Development of Eddy Current Imaging for Defect Identification and Metrology in Manufacturing Applications

Eddy current testing is a non-destructive evaluation (NDE) method for identifying flaws in conductive media. Traditionally, it has seen use in bulk characterization applications in the petroleum, aerospace, and biomedical industries. Eddy current imaging possesses advantages such as quick acquisition times, low cost, and no ionizing radiation in comparison to conventional methods like X-Ray inspection. These traits make it a good candidate for in-situ imaging applications across manufacturing methods.

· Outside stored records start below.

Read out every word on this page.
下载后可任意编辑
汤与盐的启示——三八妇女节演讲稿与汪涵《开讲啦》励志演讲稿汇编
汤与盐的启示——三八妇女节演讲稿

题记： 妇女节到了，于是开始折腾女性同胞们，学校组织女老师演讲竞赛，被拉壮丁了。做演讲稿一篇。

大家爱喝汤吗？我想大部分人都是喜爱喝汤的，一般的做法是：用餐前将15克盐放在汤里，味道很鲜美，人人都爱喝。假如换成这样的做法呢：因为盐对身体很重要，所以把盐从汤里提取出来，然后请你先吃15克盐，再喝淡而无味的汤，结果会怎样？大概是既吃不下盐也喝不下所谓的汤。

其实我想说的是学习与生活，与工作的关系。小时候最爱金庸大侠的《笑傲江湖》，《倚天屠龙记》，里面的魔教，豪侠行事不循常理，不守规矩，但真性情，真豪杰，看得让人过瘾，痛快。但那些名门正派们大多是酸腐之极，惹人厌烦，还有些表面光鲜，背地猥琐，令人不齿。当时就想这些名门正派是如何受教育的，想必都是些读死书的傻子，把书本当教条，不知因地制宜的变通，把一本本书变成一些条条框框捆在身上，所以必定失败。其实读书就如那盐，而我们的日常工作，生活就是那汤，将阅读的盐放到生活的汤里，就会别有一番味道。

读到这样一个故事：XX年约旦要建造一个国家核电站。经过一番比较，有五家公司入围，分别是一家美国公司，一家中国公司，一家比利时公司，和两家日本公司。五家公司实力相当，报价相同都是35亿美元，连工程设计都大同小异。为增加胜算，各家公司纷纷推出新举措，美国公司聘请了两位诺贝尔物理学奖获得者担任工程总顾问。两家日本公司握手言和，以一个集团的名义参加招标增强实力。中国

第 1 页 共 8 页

The proposed work aims to enable a novel and efficient imaging mode for conductive materials with three main objectives: (1) Build an Eddy current tomography apparatus while determining bounds of sensitivity to sample geometry, frequency of magnetic oscillation, and material. (2) Develop a non-linear back-projection algorithm for use with globally and locally, converging fields. This algorithm shall be applied to the reconstruction schema for three-dimensional Eddy current tomographic imaging. (3) Apply the outcomes of the previous objectives to a multi-material sample to spatially map volumes of distinct phases or materials. These objectives when combined will allow for creating quantifiable performance metrics of this imaging mode. The prototype resulting from this work will be used to inform further work towards advancements in Eddy current tomographic imaging for in situ manufacturing processes.